Var olmalıyız düşünerek, yazarak, okuyarak. En önemlisi bir politikanın bir düşünce sisteminin altına saklanmayarak.

Kendi benliğimizi, kimliğimizi kaybetmeden, hayattan kopmadan var olmalıyız. Biz düşündükçe varız.

Tarık Buğra'nın şu sözlerini sizlere aktarmak istiyorum. "Bu olmazsa politikayı, hiç duraklamadan mükeyyifat listesine, hem de en zararlarının yanında, esrar veya alışkanlığı ile birlikte, koyabilirsiniz; bir çeşit kumar düşkünlüğü sayabilirsiniz. Ha kumarbazın zara veya kâğıda bel bağlayışı, ha her şeyi politikadan beklemek!"
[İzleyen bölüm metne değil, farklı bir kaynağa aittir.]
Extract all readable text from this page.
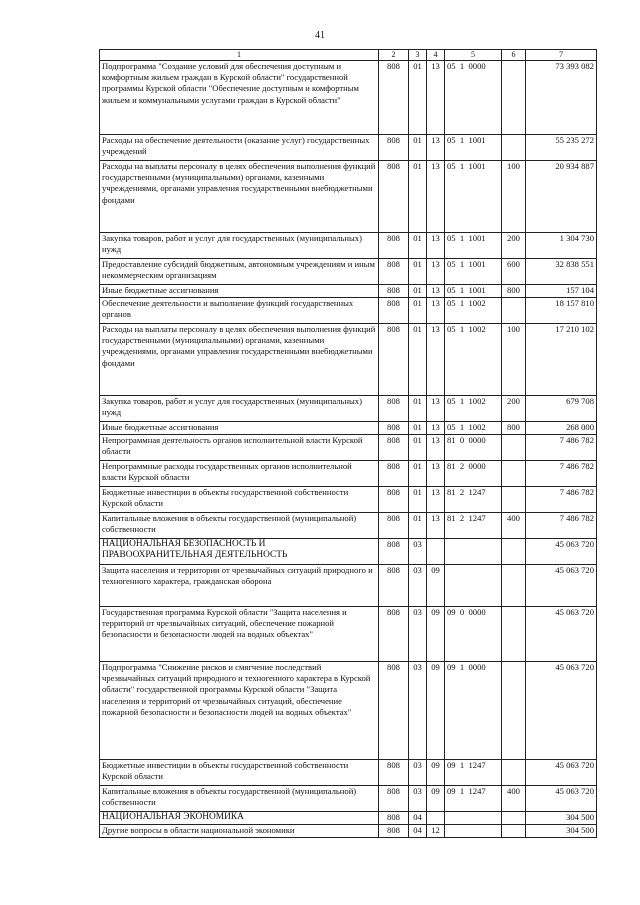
41
1	2	3	4	5	6	7
Подпрограмма "Создание условий для обеспечения доступным и комфортным жильем граждан в Курской области" государственной программы Курской области "Обеспечение доступным и комфортным жильем и коммунальными услугами граждан в Курской области"	808	01	13	05  1  0000		73 393 082
Расходы на обеспечение деятельности (оказание услуг) государственных учреждений	808	01	13	05  1  1001		55 235 272
Расходы на выплаты персоналу в целях обеспечения выполнения функций государственными (муниципальными) органами, казенными учреждениями, органами управления государственными внебюджетными фондами	808	01	13	05  1  1001	100	20 934 887
Закупка товаров, работ и услуг для государственных (муниципальных) нужд	808	01	13	05  1  1001	200	1 304 730
Предоставление субсидий бюджетным, автономным учреждениям и иным некоммерческим организациям	808	01	13	05  1  1001	600	32 838 551
Иные бюджетные ассигнования	808	01	13	05  1  1001	800	157 104
Обеспечение деятельности и выполнение функций государственных органов	808	01	13	05  1  1002		18 157 810
Расходы на выплаты персоналу в целях обеспечения выполнения функций государственными (муниципальными) органами, казенными учреждениями, органами управления государственными внебюджетными фондами	808	01	13	05  1  1002	100	17 210 102
Закупка товаров, работ и услуг для государственных (муниципальных) нужд	808	01	13	05  1  1002	200	679 708
Иные бюджетные ассигнования	808	01	13	05  1  1002	800	268 000
Непрограммная деятельность органов исполнительной власти Курской области	808	01	13	81  0  0000		7 486 782
Непрограммные расходы государственных органов исполнительной власти Курской области	808	01	13	81  2  0000		7 486 782
Бюджетные инвестиции в объекты государственной собственности Курской области	808	01	13	81  2  1247		7 486 782
Капитальные вложения в объекты государственной (муниципальной) собственности	808	01	13	81  2  1247	400	7 486 782
НАЦИОНАЛЬНАЯ БЕЗОПАСНОСТЬ И ПРАВООХРАНИТЕЛЬНАЯ ДЕЯТЕЛЬНОСТЬ	808	03				45 063 720
Защита населения и территории от чрезвычайных ситуаций природного и техногенного характера, гражданская оборона	808	03	09			45 063 720
Государственная программа Курской области "Защита населения и территорий от чрезвычайных ситуаций, обеспечение пожарной безопасности и безопасности людей на водных объектах"	808	03	09	09  0  0000		45 063 720
Подпрограмма "Снижение рисков и смягчение последствий чрезвычайных ситуаций природного и техногенного характера в Курской области" государственной программы Курской области "Защита населения и территорий от чрезвычайных ситуаций, обеспечение пожарной безопасности и безопасности людей на водных объектах"	808	03	09	09  1  0000		45 063 720
Бюджетные инвестиции в объекты государственной собственности Курской области	808	03	09	09  1  1247		45 063 720
Капитальные вложения в объекты государственной (муниципальной) собственности	808	03	09	09  1  1247	400	45 063 720
НАЦИОНАЛЬНАЯ ЭКОНОМИКА	808	04				304 500
Другие вопросы в области национальной экономики	808	04	12			304 500
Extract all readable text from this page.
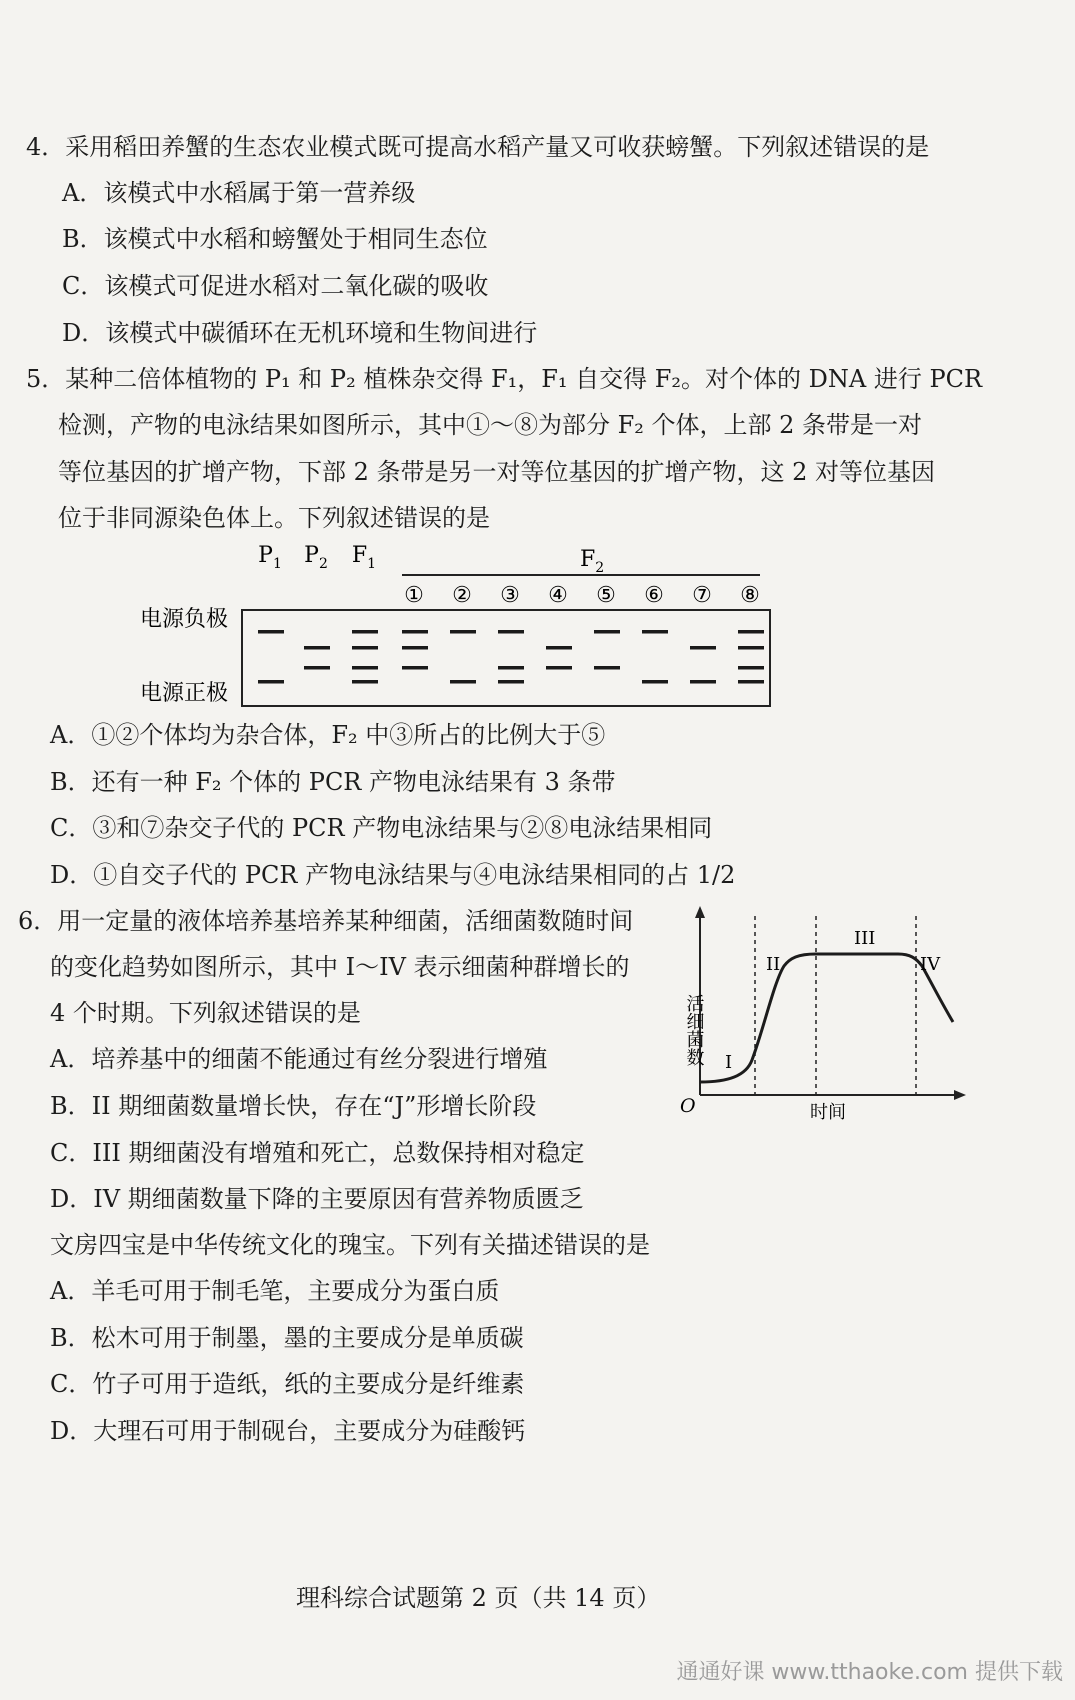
4．采用稻田养蟹的生态农业模式既可提高水稻产量又可收获螃蟹。下列叙述错误的是
A．该模式中水稻属于第一营养级
B．该模式中水稻和螃蟹处于相同生态位
C．该模式可促进水稻对二氧化碳的吸收
D．该模式中碳循环在无机环境和生物间进行
5．某种二倍体植物的 P₁ 和 P₂ 植株杂交得 F₁，F₁ 自交得 F₂。对个体的 DNA 进行 PCR
检测，产物的电泳结果如图所示，其中①～⑧为部分 F₂ 个体，上部 2 条带是一对
等位基因的扩增产物，下部 2 条带是另一对等位基因的扩增产物，这 2 对等位基因
位于非同源染色体上。下列叙述错误的是
$P_1$ $P_2$ $F_1$
① ② ③ ④ ⑤ ⑥ ⑦ ⑧
$F_2$
电源负极
电源正极
A．①②个体均为杂合体，F₂ 中③所占的比例大于⑤
B．还有一种 F₂ 个体的 PCR 产物电泳结果有 3 条带
C．③和⑦杂交子代的 PCR 产物电泳结果与②⑧电泳结果相同
D．①自交子代的 PCR 产物电泳结果与④电泳结果相同的占 1/2
6．用一定量的液体培养基培养某种细菌，活细菌数随时间
的变化趋势如图所示，其中 I～IV 表示细菌种群增长的
4 个时期。下列叙述错误的是
A．培养基中的细菌不能通过有丝分裂进行增殖
B．II 期细菌数量增长快，存在“J”形增长阶段
C．III 期细菌没有增殖和死亡，总数保持相对稳定
D．IV 期细菌数量下降的主要原因有营养物质匮乏
活细菌数
时间
O
I
II
III
IV
文房四宝是中华传统文化的瑰宝。下列有关描述错误的是
A．羊毛可用于制毛笔，主要成分为蛋白质
B．松木可用于制墨，墨的主要成分是单质碳
C．竹子可用于造纸，纸的主要成分是纤维素
D．大理石可用于制砚台，主要成分为硅酸钙
理科综合试题第 2 页（共 14 页）
通通好课 www.tthaoke.com 提供下载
Politizasyonun zincirlerinden kurtulmalıyız. Yeni alanlar yaratmalıyız var olduğumuz kendimizi tanıdığımız, yeniden biz olduğumuz, yaşamın sebebini anladığımız yerler yaratmalıyız. Politizasyondan kurtulmanın tek yolu budur. Okuyarak savaşmalıyız politizasyon denen bu zehirleyici olgudan. Edebiyatla direnmeliyiz, şiirlerimize dönmeliyiz, kendimize dönmeliyiz. Aksi takdirde yok oluşumuz kaçınılmaz bir hâl alacak. Metni Tarık Buğra'nın şu sözleriyle sonlandırmak istiyorum. "Edebiyatla, sanatla beslenmeyen insanlar kişilik edinemez, bir sistem, bir dünya görüşü oluşturamazlar. Avlanır veya avlarlar."